If you’re not into horror, I suggest you stop reading right now, because this is where things truly get frightening.
I try and struggle, but the chair holds me tight as the television cuts over to the Georgia Tech press conference. I try and close my eyes, but my eyelids are paralyzed, all I can do is sit in my hostile recliner and watch as Lane Kiffin struts across the stage, adorned head to toe in sharp looking new Nike Georgia Tech swag.
Kiffen stands at the microphone and says, “I’m proud to accept the head coaching job at Georgia Tech, and my first order of business is to announce a few changes to the program. I accepted this job because the administration has assured me that winning football games is now a priority. We’ll be starting construction on a new, state of the art practice facility tomorrow. Bobby Dodd stadium will undergo a series of renovations to both increase capacity from 55 thousand to 75 thousand and improve the overall fan experience.”

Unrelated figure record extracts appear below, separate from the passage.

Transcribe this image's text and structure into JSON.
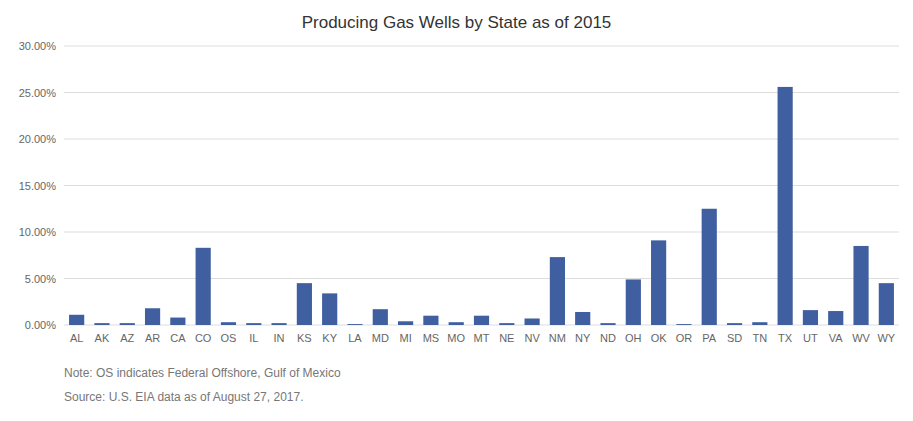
{
  "chart_data": {
    "type": "bar",
    "title": "Producing Gas Wells by State as of 2015",
    "categories": [
      "AL",
      "AK",
      "AZ",
      "AR",
      "CA",
      "CO",
      "OS",
      "IL",
      "IN",
      "KS",
      "KY",
      "LA",
      "MD",
      "MI",
      "MS",
      "MO",
      "MT",
      "NE",
      "NV",
      "NM",
      "NY",
      "ND",
      "OH",
      "OK",
      "OR",
      "PA",
      "SD",
      "TN",
      "TX",
      "UT",
      "VA",
      "WV",
      "WY"
    ],
    "values": [
      0.011,
      0.002,
      0.002,
      0.018,
      0.008,
      0.083,
      0.003,
      0.002,
      0.002,
      0.045,
      0.034,
      0.001,
      0.017,
      0.004,
      0.01,
      0.003,
      0.01,
      0.002,
      0.007,
      0.073,
      0.014,
      0.002,
      0.049,
      0.091,
      0.001,
      0.125,
      0.002,
      0.003,
      0.256,
      0.016,
      0.015,
      0.085,
      0.045
    ],
    "color": "#3F5FA0",
    "ylim": [
      0.0,
      0.3
    ],
    "yticks": [
      {
        "value": 0.0,
        "label": "0.00%"
      },
      {
        "value": 0.05,
        "label": "5.00%"
      },
      {
        "value": 0.1,
        "label": "10.00%"
      },
      {
        "value": 0.15,
        "label": "15.00%"
      },
      {
        "value": 0.2,
        "label": "20.00%"
      },
      {
        "value": 0.25,
        "label": "25.00%"
      },
      {
        "value": 0.3,
        "label": "30.00%"
      }
    ],
    "grid": true,
    "annotations": [
      "Note: OS indicates Federal Offshore, Gulf of Mexico",
      "Source: U.S. EIA data as of August 27, 2017."
    ]
  }
}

This is when I start screaming in my sleep.
“Over the next few days I’ll be putting my staff together, and I’m looking to hire the best and brightest young recruiters in the business, and I can promise you this, they won’t be permitted to leave the state of Georgia. For too long out of state programs have feasted on Georgia talent while Georgia Tech goes hungry, and that stops today.”
I never make it past this part of the nightmare because my wife always shakes me awake and the first thing I do is scream out “Paul Johnson!” and grab my phone from the bedside table and google “Georgia Tech Head Football Coach.” It’s not until I see Paul’s dour face scowling at me from the glow of my cell phone that I finally start to calm down, but I’m always too worked up to get back to sleep.
I’m not ashamed to say, that as a Clemson fan, I love Paul Johnson, and my fellow Clemson fans, you should love him too.